I rush back to the carriage. Aneaxi lies sprawled across the bench. She moans with fever, even in her sleep. I reach for her leg, the unbroken one. Hidden beneath her skirt, the linens swaddling her calf are soaked and brownish as if tea stained. As I unwind them, the smell becomes unbearable. Like fish left too long in the sun, but sweeter, like rotting fruit. Aneaxi thrashes as I expose the wound to open air.

I recoil, hand over mouth. Purple and green streak pasty skin. Something black and viscous oozes from the gash; the skin at the edges peels back into a terrible sneer.

We did this, Ximena and I, when we dragged her from the carriage.

There is only one thing I know to do. I plunk onto the bench opposite my lady-in-waiting. The Godstone pulses warm beneath my fingertips as I close my eyes.

I am God’s chosen. Surely he will hear my prayers.

The next morning, Aneaxi awakens from her fever. My heart pounds with hope. Throughout the night, the stone in my navel radiated such comfort that I know God heard me. I’m sure Aneaxi will be healed.

It takes her a moment to focus. She smiles when she realizes I’m beside her.

“Elisa,” she whispers. Her brown eyes hold such serenity.

I stroke her forehead. “You should have told us, Aneaxi. You should have—”

“Listen to me.”

My hand freezes midstroke.

“Elisa, you have a great destiny.” Though soft, her voice rings with something fierce. The carriage rattles, my toes tingle.
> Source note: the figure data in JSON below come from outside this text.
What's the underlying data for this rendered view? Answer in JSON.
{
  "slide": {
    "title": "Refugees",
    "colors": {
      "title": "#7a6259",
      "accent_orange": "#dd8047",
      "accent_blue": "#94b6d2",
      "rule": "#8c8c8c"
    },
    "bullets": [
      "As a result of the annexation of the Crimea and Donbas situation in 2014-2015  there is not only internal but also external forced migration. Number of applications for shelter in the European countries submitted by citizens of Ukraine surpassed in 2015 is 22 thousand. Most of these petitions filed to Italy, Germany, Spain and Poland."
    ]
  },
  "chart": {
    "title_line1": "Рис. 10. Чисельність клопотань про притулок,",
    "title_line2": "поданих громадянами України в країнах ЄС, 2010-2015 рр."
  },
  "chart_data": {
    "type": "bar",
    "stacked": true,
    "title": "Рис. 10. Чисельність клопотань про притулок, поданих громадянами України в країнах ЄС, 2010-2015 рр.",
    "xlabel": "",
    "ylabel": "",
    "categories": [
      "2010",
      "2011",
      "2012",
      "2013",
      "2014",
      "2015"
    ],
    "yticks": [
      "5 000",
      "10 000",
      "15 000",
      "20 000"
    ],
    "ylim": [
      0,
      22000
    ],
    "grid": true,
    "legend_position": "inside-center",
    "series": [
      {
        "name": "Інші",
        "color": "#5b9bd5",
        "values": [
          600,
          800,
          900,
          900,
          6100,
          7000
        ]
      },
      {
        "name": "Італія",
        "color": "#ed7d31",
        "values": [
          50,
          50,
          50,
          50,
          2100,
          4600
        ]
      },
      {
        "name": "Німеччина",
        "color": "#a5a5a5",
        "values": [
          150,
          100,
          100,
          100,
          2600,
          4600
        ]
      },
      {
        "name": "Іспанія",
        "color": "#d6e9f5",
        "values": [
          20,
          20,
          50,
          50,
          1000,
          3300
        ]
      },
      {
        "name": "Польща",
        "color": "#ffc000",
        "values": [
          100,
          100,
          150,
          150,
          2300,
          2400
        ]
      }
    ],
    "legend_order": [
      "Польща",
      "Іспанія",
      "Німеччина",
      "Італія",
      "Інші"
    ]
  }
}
She grabs my hand and squeezes. “You must not lose faith, child. No matter what. Do not doubt God or his choosing of you. He knows infinitely more than we can imagine.”

I shake my head. This is not right. She’s never spoken to me this way before. I open my mouth to tell her that she’s going to be all right, that I’ve prayed—

“He loves you so much. As do I. Promise me you’ll trust him.”

I should promise. Anything to put her at ease. But I can’t find the words.

She sighs, and her eyes grow distant. Her voice is so weak when she says, “You’re the light of my life, Elisa. My special . . .” Her grip on my hand releases.